Here Tato was received by his aunt Haidé, who, upon his descent from the airplane stairs after a six-hour flight, told him “Don’t get mixed up with the Blacks, little black one.” In the poem “Negrito” from his book of poems AmeRícan (I am a Rican) or “I am a Puerto Rican,” he describes the encounter:
el negrito [the little black one]
came to new york
in his eyes
his aunty asked him
for a hug and told him:
“don’t get mixed up with
los prietos [dark-skinned people], negrito.”
el negrito scratched at his lice
and said to her:
“but aunty, aunty,
The prietos are negritos.
looked down at his hands
and said to her
“but aunty, aunty,
this isn’t puerto rico.”
his aunty asked him
for a little kiss, and said to him:
“if the cocolos [African-Americans] bother you,
run for it; if they catch you, dance.”
In one of our last conversations I called him from Piñones, the area of Black population, whose Black militia earned their land – a strip in the northern coast between San Juan and Loíza – when they protected Puerto Rico from the British invasion in XVIIIth century. I don’t remember if he was hooked up to the dialysis machine at that time, but I do remember that he was extremely moved because I was speaking to him from the land of free Blacks that he used to visit on Sundays with his father. In 1979 he dedicated to the region a yet-unedited play titled, “Piñones.”
The life of Tato Laviera was an attempt to harmoniously combine Puerto Rican culture with that of the streets of the Lower East Side of New York. And he accomplished it richly. His death leaves a vacuum much like the one left by another great Nuyorican poet, Pedro Pietri. A hole that will be difficult to fill.
His joy, his elegance, and his wisdom will be irreplaceable. In his lecture at Calvin College in 1998, Tato pointed to two basic principles in reading poetry: 1) every word is a universe and 2) the weight of pronunciation. He explained: “You have to say it correctly. By saying it correctly, you feel it. By you stretching it out, the poem becomes stronger. By you dancing it, the poem, the lines, take a life of its poem. By you putting form to it, the poem is yours and you live it.” (Jamie Martínez Wood, “Latino Writers and Journalists.” New York: Facts on File, 2007, p. 131).
For many months he was in a coma at Mount Sinai Hospital. He waited until November 1st, All Saints’ Day, to pass. New York is in mourning. The Day of the Dead has been extended in his honor. We all are in need of Tato, and only his verses, the words to which he gave life, can console us.

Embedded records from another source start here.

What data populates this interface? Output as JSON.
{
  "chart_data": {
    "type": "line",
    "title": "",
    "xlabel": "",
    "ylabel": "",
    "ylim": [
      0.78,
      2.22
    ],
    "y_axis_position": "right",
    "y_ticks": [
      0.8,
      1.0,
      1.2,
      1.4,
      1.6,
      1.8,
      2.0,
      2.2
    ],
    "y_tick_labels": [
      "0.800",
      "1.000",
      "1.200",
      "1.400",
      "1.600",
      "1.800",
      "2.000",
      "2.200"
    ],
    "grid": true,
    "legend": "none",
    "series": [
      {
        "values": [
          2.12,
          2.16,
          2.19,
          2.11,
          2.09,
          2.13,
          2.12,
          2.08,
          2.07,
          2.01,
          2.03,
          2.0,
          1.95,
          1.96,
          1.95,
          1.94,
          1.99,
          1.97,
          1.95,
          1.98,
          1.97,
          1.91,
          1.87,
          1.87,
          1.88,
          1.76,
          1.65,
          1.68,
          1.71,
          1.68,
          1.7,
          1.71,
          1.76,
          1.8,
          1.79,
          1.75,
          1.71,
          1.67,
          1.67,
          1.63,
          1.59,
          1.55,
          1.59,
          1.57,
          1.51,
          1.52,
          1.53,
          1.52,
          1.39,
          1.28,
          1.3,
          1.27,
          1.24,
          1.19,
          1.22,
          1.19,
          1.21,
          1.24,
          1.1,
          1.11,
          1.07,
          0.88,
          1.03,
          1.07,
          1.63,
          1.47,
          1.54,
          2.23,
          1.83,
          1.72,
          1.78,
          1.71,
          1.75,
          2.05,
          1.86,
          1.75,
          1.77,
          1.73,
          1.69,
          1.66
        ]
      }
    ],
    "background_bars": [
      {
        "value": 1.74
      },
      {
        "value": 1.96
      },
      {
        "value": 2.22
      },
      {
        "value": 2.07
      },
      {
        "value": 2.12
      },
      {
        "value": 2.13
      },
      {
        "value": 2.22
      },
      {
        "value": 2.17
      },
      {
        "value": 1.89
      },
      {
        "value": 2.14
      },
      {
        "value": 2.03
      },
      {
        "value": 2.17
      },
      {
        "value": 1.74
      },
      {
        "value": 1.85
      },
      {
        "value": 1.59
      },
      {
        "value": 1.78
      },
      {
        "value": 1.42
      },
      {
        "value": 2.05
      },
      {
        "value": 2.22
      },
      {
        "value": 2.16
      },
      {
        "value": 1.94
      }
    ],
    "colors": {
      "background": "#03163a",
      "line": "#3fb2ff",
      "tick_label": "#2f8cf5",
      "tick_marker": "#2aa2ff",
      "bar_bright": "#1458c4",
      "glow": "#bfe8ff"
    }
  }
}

* A town in central Puerto Rico.
* * *
La Carreta Made a U-Turn. Houston: Arte Público Press, 1979.
AmeRícan. Houston: Arte Público Press, 1985.
Enclave. Houston: Arte Público Press, 1985.
Mainstream Ethics-Etica Corriente. Houston: Arte Público Press, 1988.
Mixturao and Other Poems. Houston: Arte Público Press, 2008–09.
Marithelma Costa was born in Puerto Rico, and has been living in New York since 1978. She is the author of three poetry collections, the novel Era el fin del mundo, and several books of interviews and studies of Spanish Literature. Her works have appeared recently on Revista de Occidente, 80 Grados, Frontera D, and American Letters & Commentary. She is a professor of Spanish Literature at Hunter College.